The next morning I debated (as well as I could with a throbbing head and nausea washing over me) about just proceeding with my plans for travel and missing the service or flying to the Midwest, attending the service and flying home, only to turn around and drive north within a few days…..What to do, what to do?  In the end, I decided to pay my respects.  I booked a flight, arranged a rental car and packed what I could manage given the state of my head (and mind).  I am surprised I actually ended at my destination given that I couldn’t see or think straight at the time and was under the influence of powerful drugs. I am also amazed that I remembered to pack underwear and medications, and even managed a suitable outfit.

I loved my grandmother; she didn’t treat me differently because I was a step-granddaughter.  She pretty much treated everyone the same – and that is not to say that she was sweet to everyone (or really – sweet to anyone).  She wasn’t a cuddly, loving grandmother – although she could be on rare occasion.  She often had a sharp tongue and shrill voice.  She didn’t want people making a mess in her immaculate house.  She was stubborn and opinionated, and looked out for Number One.  She feuded with family members and at the time of her only child’s death, was not on speaking terms with him.  My grandchildren loved her, none-the-less and I took them with me on my visits.

I gave my grandmother monthly injections of Vitamin B-12.  Once when I was giving her the injection, she yelled loudly.  I was mortified – every month she received her injection without a sound.  Turns out she was only trying to scare my 2 grandchildren who had accompanied me on that day.  She thought it was hilarious – and often retold the story.  I did not see the humor – but it was classic Grandma.
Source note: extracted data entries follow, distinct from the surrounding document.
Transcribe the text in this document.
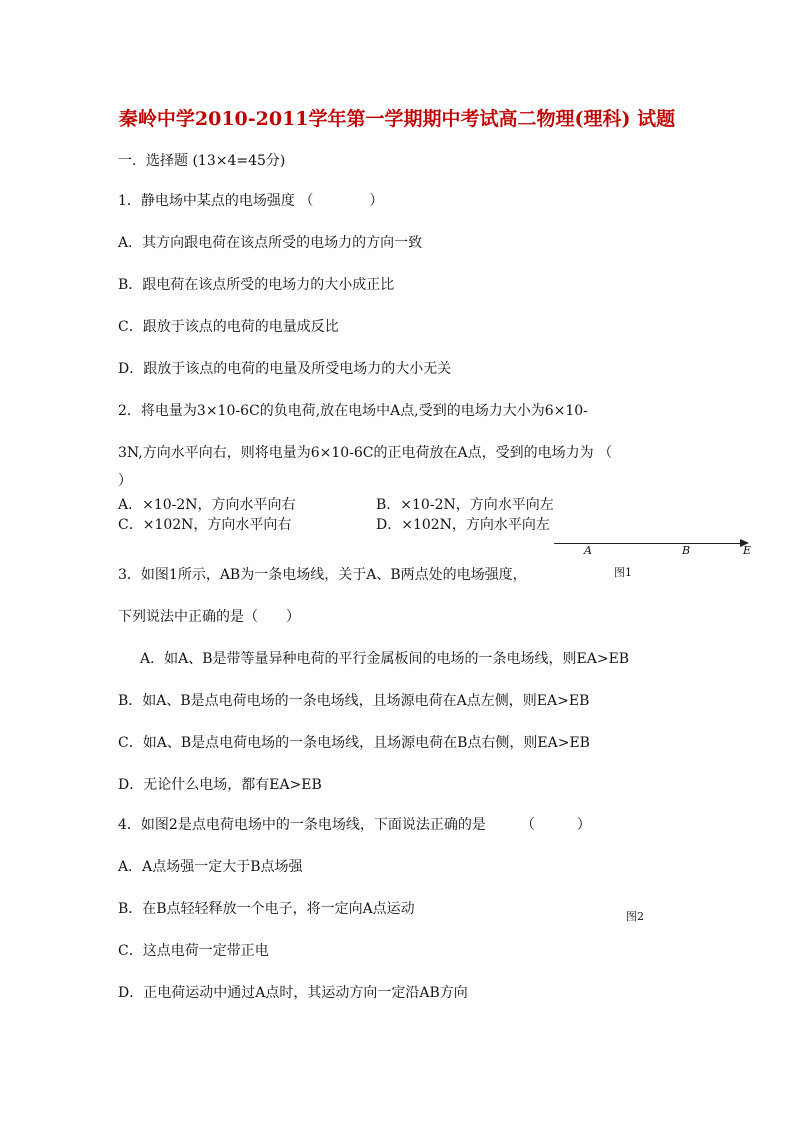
秦岭中学2010-2011学年第一学期期中考试高二物理(理科) 试题
一．选择题 (13×4=45分)
1．静电场中某点的电场强度 （　　　　）
A．其方向跟电荷在该点所受的电场力的方向一致
B．跟电荷在该点所受的电场力的大小成正比
C．跟放于该点的电荷的电量成反比
D．跟放于该点的电荷的电量及所受电场力的大小无关
2．将电量为3×10-6C的负电荷,放在电场中A点,受到的电场力大小为6×10-
3N,方向水平向右，则将电量为6×10-6C的正电荷放在A点，受到的电场力为 （
）
A．×10-2N，方向水平向右	B．×10-2N，方向水平向左
C．×102N，方向水平向右	D．×102N，方向水平向左
A	B	E
图1
3．如图1所示，AB为一条电场线，关于A、B两点处的电场强度，
下列说法中正确的是（　　）
A．如A、B是带等量异种电荷的平行金属板间的电场的一条电场线，则EA>EB
B．如A、B是点电荷电场的一条电场线，且场源电荷在A点左侧，则EA>EB
C．如A、B是点电荷电场的一条电场线，且场源电荷在B点右侧，则EA>EB
D．无论什么电场，都有EA>EB
4．如图2是点电荷电场中的一条电场线，下面说法正确的是　　　（　　　）
A．A点场强一定大于B点场强
B．在B点轻轻释放一个电子，将一定向A点运动	图2
C．这点电荷一定带正电
D．正电荷运动中通过A点时，其运动方向一定沿AB方向
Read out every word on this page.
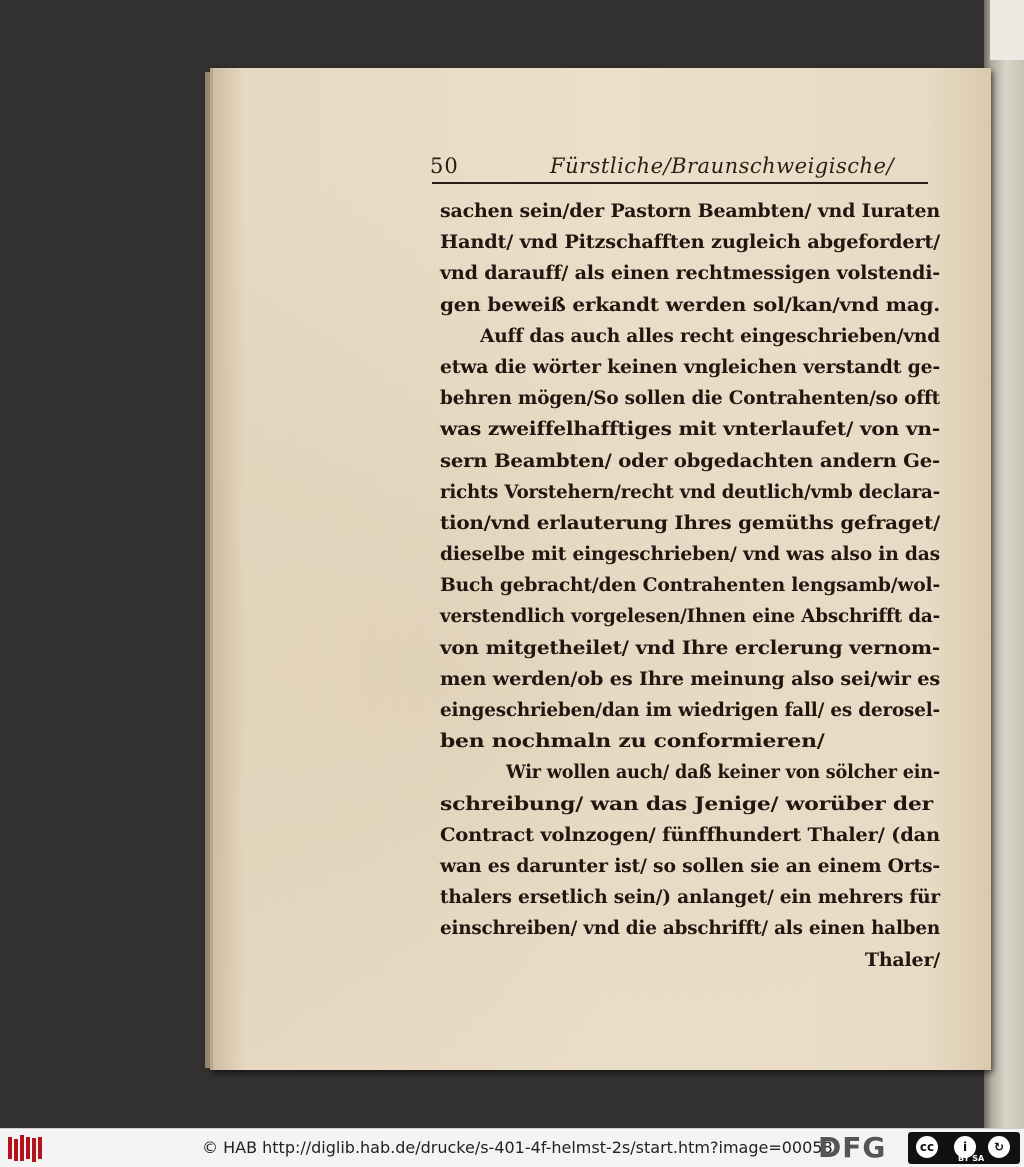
50	Fürstliche/Braunschweigische/
sachen sein/der Pastorn Beambten/ vnd Iuraten
Handt/ vnd Pitzschafften zugleich abgefordert/
vnd darauff/ als einen rechtmessigen volstendi-
gen beweiß erkandt werden sol/kan/vnd mag.
Auff das auch alles recht eingeschrieben/vnd
etwa die wörter keinen vngleichen verstandt ge-
behren mögen/So sollen die Contrahenten/so offt
was zweiffelhafftiges mit vnterlaufet/ von vn-
sern Beambten/ oder obgedachten andern Ge-
richts Vorstehern/recht vnd deutlich/vmb declara-
tion/vnd erlauterung Ihres gemüths gefraget/
dieselbe mit eingeschrieben/ vnd was also in das
Buch gebracht/den Contrahenten lengsamb/wol-
verstendlich vorgelesen/Ihnen eine Abschrifft da-
von mitgetheilet/ vnd Ihre erclerung vernom-
men werden/ob es Ihre meinung also sei/wir es
eingeschrieben/dan im wiedrigen fall/ es derosel-
ben nochmaln zu conformieren/
Wir wollen auch/ daß keiner von sölcher ein-
schreibung/ wan das Jenige/ worüber der
Contract volnzogen/ fünffhundert Thaler/ (dan
wan es darunter ist/ so sollen sie an einem Orts-
thalers ersetlich sein/) anlanget/ ein mehrers für
einschreiben/ vnd die abschrifft/ als einen halben
Thaler/
© HAB http://diglib.hab.de/drucke/s-401-4f-helmst-2s/start.htm?image=00058
DFG	cc	i	↻
BY SA
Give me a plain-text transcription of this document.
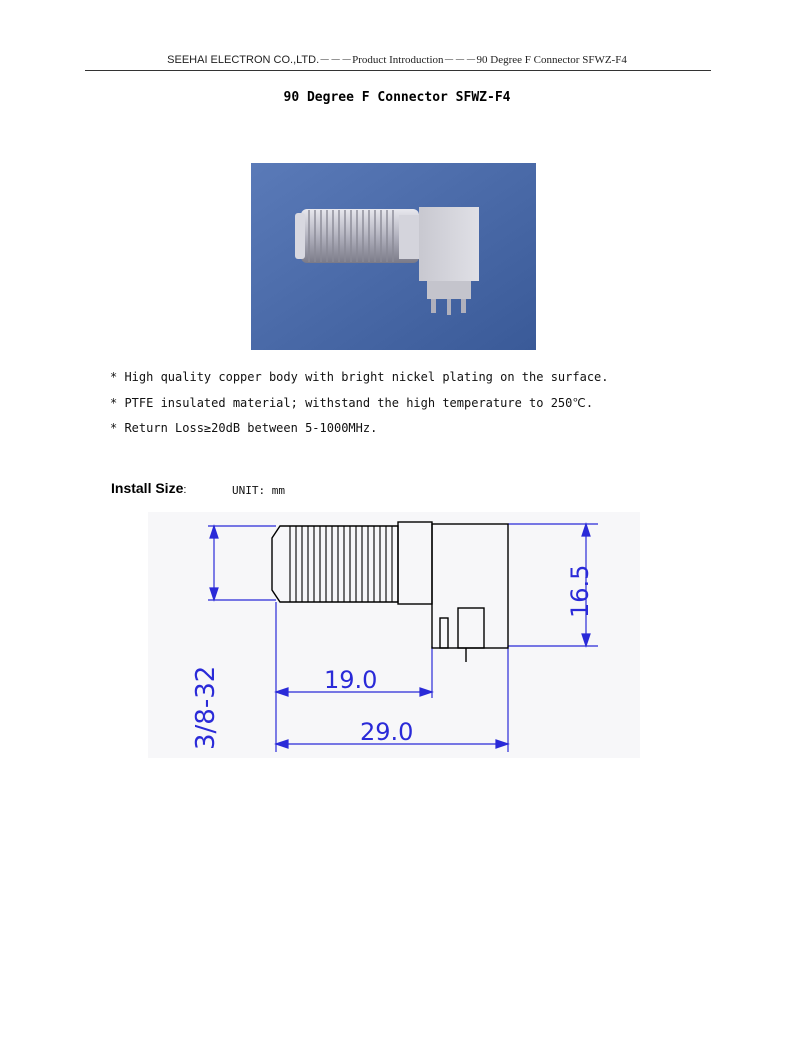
SEEHAI ELECTRON CO.,LTD.－－－Product Introduction－－－90 Degree F Connector SFWZ-F4
90 Degree F Connector SFWZ-F4
* High quality copper body with bright nickel plating on the surface.
* PTFE insulated material; withstand the high temperature to 250℃.
* Return Loss≥20dB between 5-1000MHz.
Install Size:	UNIT: mm
3/8-32
16.5
19.0
29.0
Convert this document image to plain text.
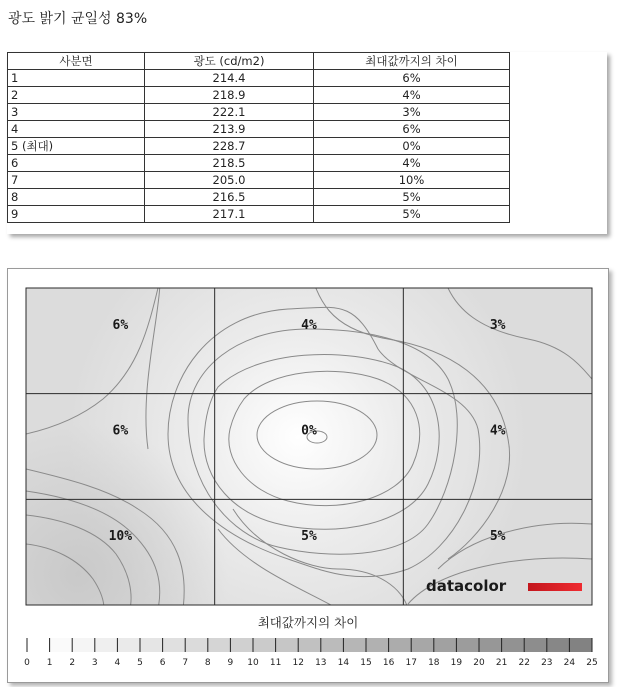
광도 밝기 균일성 83%
사분면	광도 (cd/m2)	최대값까지의 차이
1	214.4	6%
2	218.9	4%
3	222.1	3%
4	213.9	6%
5 (최대)	228.7	0%
6	218.5	4%
7	205.0	10%
8	216.5	5%
9	217.1	5%
6%	4%	3%
6%	0%	4%
10%	5%	5%
datacolor
최대값까지의 차이
0 1 2 3 4 5 6 7 8 9 10 11 12 13 14 15 16 17 18 19 20 21 22 23 24 25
One Christmas Day I went to see Grandma with my younger son, Lefty,  in tow.  She met me at the door and said “Duke is dead”.  Duke was her elderly dog – and sure enough, he lay dead in a box, covered with a blanket she had crocheted.  She asked us to bury the dog for her.  Lefty gathered a few tools from the garage, a pick axe, a shovel and proceeded to the back yard where Grandma had a sort of pet cemetery.  Lefty could not budge the frozen earth and he and I took turns with the pick ax chipping away molecules at a time until a hole was big enough to hold the dog, the blanket and the box (but only if we smashed the box in).  Neither Lefty nor I were dressed for sub-zero outdoor work and our fingers froze to the pick handle.  After many hours of pick work, we managed a shallow grave and unceremoniously shoved the box and contents into the hole.  We covered the crumpled box, tamped the frozen earth back into place and drug our shivering selves into Grandma’s always superheated home.  She was bawling uncontrollably and we (almost) felt bad about our treatment of her departed companion.

Lefty and I laughed about that incident on the day of her service.  I stayed a few more days and made a few more memories with my grandchildren.  I pray one day they will remember me fondly.  And bury my dog if needed.